Der Film basiert auf der Novelle
„Aelita“ von Alexej Tolstoi (1883-1945). Tolstoi, der bei
Ausbruch der Oktoberrevolution den Zielen und Bestrebungen der neuen
Machthaber eher kritisch gegenüberstand, hatte seine Heimat
verlassen und war nach Westeuropa emigriert. Doch enttäuscht von den
Zuständen im Westen, der antisowjetischen Haltung vieler Emigranten
und getrieben von der Sehnsucht nach der Heimat, fasste er den
Entschluss, nach Russland zurückzukehren. In der sowjetischen
Botschaft in Berlin verfasste er 1921 den Marsroman „Aelita“. Der
Regisseur des Films, Jakov Protasanov, teilte ein ähnliches
Schicksal. Auch er war zunächst aus Russland emigriert (1918),
kehrte aber 1922 in die Sowjetunion zurück. Das Thema Emigration
kommt auch in dem Film selbst vor.
Es ist nicht unwahrscheinlich, dass
Protasanov im Westen „Das Cabinet des Dr. Caligari“ (1920)
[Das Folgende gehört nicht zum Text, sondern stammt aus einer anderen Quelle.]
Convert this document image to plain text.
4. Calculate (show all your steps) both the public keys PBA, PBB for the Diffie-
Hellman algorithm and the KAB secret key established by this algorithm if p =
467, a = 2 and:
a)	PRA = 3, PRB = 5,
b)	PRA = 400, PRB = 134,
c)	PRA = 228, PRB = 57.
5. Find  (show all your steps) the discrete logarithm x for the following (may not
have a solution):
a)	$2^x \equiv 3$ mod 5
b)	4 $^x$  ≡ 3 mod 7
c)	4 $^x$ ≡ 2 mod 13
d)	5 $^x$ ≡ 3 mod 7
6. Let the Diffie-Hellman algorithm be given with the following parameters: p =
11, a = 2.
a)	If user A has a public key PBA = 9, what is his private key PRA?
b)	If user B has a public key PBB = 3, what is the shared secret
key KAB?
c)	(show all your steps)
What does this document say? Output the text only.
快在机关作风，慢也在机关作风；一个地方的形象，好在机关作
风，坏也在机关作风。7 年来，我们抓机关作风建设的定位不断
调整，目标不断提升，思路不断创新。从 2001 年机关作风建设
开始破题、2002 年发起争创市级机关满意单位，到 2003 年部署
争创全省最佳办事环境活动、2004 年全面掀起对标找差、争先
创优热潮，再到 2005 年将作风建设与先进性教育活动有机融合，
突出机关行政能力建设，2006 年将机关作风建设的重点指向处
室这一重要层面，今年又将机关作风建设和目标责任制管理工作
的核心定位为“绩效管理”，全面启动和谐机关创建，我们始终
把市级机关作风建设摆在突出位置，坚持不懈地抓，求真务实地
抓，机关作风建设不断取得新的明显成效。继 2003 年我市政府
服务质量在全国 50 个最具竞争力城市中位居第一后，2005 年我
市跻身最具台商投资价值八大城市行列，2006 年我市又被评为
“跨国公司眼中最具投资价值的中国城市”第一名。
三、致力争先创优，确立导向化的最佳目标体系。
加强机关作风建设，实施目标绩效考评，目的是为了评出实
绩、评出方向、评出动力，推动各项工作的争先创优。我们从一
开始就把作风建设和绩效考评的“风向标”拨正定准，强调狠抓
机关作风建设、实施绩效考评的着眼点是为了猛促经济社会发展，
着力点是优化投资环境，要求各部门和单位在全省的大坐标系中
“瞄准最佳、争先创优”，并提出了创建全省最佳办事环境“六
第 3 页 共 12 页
gesehen hat. Die Kulissen auf dem Mars erinnern an die
expressionistischen Kulissen des Films von Robert Wiene, ergänzt
durch eine Melange aus Bauhaus, Kubismus und russischem
Konstruktivismus. Auch die ausgefeilten Werbestrategien für beide
Filme weisen Parallelen auf. Mit den Worten „Du musst Caligari
werden!“, die auf Werbeplakaten, Transparenten und Zeitschriften in
ganz Berlin zu lesen waren, ohne dass zu dem Zeitpunkt für die
Bevölkerung klar war, worum es sich eigentlich handelte, wurde für
den Film von Robert Wiene geschickt Werbung gemacht. „Aelita“
wurde Ende September 1924 im Moskauer Kino Ars (heute
Stanislawski-Theater) uraufgeführt. Die Werbung für den Film setzte
schon ein halbes Jahr vorher ein. Seit dem 26. Februar druckte die
Zeitschrift Kinogazeta die Worte „Anta Odeli Uta“ ohne
weitergehende Erläuterungen ab. Ausgabe für Ausgabe. Diese Worte
begegneten den Zeitgenossen bis kurz vor der Uraufführung immer
wieder, auf Plakaten, Zaunwänden oder Transparenten, die quer über
Straßen gespannt waren. Ab April wurden die drei Worte bisweilen
ergänzt durch den Satz: „Seit einiger Zeit empfangen
Radiostationen auf der ganzen Welt unbekannte Signale...“ Kurz vor
der Uraufführung druckte die Kinogazeta einen Text, der darüber
informierte, dass die Signale nun entschlüsselt seien. Die Auflösung
gäbe es im Kino Ars zu sehen. Kein Wunder, dass die erste
Science-Fiction-Großproduktion der Sowjetunion, das teuerste Projekt
des noch jungen sowjetischen Films, ein Megaerfolg wurde. Der
weibliche Vorname Aelita soll sogar bei jungen Eltern nach 1924
besonders beliebt gewesen sein.
Sowohl Roman als auch Film sind ein
offenes Bekenntnis zu den Zielen der Revolution und enthalten in dem
Sinne Elemente von Propaganda, allerdings noch nicht so dogmatisch
und schematisiert wie ab Anfang der 30er-Jahre (sozialistischer
Realismus). Rückblenden auf die gute alte Zeit, in der der Wein noch
nicht sauer schmeckte und Ordnung herrschte, enthalten deutliche
Seitenhiebe auf die im vorrevolutionären Russland herrschende
soziale Ungleichheit: Ein Mensch muss dem anderen die Schuhe putzen,
eine Gruppe auf dem Bürgersteig wird genötigt stehen zu bleiben, weil
Mitglieder der feinen Gesellschaft den Weg kreuzen. Realistisch wird
im Film aber auch der nachrevolutionäre Alltag gezeigt, der geprägt
ist von Lebensmittelkarten, Wohnungsnot, Korruption und Spekulation
sowie illegal veranstalteten Bällen für eine ausgesuchte
Gesellschaft.
Die Bedeutung des Films
ist, ähnlich wie sein Inhalt, auf zwei Ebenen angesiedelt. „Aelita“
ist ein wertvolles Zeitdokument und ein sehr genaues Alltagsporträt
Moskaus zur Zeit der „liberalen“ Neuen Ökonomischen Politik.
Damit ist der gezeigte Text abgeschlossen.